The Reflection panel had Jaye Robin Brown, M-E Girard, Tiffany D. Jackson, and Will Walton, talking about the role of the perception of others in each of their books. Brown's book has a teen moving to a small town her dad warns her will not be as accepting of her out lesbian self, Girard's book is about a genderqueer teen finding that she's hit the point where everyone around her wants her to stop being who she is, Jackson's book is about a teen who was convicted of murder at age nine, and Walton's is about a teen working on coming out as gay to his family. 
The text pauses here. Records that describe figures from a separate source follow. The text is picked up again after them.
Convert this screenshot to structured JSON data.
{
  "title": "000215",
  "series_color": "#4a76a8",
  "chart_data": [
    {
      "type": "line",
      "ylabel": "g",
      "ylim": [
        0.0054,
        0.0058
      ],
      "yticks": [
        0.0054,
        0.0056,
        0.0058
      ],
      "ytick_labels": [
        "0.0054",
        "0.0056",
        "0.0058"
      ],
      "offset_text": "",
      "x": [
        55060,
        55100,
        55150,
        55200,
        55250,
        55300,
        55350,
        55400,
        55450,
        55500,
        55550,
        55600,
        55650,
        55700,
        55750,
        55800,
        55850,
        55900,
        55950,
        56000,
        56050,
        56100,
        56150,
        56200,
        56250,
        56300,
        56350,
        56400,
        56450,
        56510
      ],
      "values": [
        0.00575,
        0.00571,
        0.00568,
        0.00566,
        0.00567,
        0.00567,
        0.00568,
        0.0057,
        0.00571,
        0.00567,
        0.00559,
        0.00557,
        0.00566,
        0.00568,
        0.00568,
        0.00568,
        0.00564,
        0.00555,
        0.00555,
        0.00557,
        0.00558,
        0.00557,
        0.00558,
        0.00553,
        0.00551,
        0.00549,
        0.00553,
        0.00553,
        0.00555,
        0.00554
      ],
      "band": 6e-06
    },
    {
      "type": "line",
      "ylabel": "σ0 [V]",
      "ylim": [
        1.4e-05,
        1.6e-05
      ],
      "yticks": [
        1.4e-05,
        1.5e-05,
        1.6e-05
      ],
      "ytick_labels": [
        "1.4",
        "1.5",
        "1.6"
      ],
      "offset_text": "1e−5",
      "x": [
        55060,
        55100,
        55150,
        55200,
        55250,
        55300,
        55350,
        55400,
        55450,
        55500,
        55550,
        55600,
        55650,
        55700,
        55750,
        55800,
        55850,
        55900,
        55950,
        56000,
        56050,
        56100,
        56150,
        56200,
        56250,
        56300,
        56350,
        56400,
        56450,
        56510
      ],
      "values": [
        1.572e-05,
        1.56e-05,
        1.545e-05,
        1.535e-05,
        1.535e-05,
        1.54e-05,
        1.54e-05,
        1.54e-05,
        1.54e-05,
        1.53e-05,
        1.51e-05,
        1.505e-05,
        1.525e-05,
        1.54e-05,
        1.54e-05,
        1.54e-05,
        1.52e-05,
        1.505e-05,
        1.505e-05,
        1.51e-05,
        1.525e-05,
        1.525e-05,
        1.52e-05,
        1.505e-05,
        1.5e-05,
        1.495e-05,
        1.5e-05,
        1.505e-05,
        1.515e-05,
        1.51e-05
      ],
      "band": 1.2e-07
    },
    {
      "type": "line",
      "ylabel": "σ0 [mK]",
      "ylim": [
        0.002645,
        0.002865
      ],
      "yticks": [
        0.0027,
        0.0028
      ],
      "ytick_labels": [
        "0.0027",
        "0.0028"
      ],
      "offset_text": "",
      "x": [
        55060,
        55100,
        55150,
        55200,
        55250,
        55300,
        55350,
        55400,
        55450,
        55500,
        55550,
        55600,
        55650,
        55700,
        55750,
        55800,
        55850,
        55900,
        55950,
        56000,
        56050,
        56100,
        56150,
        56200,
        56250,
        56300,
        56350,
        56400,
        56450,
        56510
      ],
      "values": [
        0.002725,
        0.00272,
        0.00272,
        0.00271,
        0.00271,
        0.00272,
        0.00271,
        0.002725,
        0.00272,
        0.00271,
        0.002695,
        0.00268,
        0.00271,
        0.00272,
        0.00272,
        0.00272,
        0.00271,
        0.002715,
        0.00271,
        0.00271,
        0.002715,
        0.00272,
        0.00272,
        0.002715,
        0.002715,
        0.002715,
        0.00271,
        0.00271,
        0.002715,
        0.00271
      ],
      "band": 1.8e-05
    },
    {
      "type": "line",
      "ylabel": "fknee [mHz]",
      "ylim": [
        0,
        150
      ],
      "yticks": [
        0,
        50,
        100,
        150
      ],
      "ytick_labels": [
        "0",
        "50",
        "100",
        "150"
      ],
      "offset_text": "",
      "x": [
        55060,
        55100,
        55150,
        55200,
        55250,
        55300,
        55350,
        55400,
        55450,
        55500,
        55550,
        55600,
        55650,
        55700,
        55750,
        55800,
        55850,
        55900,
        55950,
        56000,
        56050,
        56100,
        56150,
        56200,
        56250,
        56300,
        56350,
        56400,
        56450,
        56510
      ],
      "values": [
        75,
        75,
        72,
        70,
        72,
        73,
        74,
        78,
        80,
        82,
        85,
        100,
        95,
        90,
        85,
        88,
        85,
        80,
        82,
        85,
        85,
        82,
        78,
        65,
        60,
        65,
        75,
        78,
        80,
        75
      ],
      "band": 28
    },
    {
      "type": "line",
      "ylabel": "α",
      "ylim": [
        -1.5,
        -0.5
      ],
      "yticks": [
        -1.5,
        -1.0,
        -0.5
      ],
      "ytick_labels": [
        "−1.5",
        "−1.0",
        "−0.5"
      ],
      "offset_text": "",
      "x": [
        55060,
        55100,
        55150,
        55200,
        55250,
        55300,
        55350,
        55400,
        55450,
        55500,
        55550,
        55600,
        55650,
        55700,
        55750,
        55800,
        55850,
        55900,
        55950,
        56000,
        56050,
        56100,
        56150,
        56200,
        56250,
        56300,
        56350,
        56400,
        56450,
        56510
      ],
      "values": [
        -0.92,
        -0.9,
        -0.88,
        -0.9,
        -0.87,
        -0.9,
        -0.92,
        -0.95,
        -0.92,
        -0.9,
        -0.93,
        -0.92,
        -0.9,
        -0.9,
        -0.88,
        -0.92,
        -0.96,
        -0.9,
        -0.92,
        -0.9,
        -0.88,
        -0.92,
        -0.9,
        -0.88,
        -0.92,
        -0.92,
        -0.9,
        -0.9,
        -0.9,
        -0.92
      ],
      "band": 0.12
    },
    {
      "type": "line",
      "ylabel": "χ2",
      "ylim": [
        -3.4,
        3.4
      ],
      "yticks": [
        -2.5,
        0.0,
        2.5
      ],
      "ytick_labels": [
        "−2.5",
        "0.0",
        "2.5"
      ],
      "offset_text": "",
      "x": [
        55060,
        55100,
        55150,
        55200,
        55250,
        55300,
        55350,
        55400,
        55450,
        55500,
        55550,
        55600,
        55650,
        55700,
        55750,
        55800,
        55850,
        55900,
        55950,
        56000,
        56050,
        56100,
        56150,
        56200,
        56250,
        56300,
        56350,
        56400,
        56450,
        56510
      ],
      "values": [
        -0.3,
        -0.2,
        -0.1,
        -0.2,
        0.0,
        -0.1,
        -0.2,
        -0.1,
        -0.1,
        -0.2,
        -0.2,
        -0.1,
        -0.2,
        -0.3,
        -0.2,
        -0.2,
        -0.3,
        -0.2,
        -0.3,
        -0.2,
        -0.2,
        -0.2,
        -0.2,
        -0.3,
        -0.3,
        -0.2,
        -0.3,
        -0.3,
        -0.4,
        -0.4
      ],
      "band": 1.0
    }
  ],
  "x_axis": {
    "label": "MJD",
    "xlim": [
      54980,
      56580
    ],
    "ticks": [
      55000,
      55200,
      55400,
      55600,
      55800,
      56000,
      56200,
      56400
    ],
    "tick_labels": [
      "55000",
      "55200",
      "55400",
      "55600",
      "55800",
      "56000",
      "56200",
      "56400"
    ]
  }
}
And Nina Lacour did the keynote about seeing yourself reflected in fiction, about how Walter Dean Myers' Hoops had spoken to her in ways she hadn't necessarily expected and that reading widely and learning about many different kinds of people makes us all better people, people who know that we need to stand up and fight for others. 
It really is an amazing event, and I appreciate the works of the volunteers who make it happen and keep bringing authors I knew about and authors I didn't know to have on my radar but now are new faves.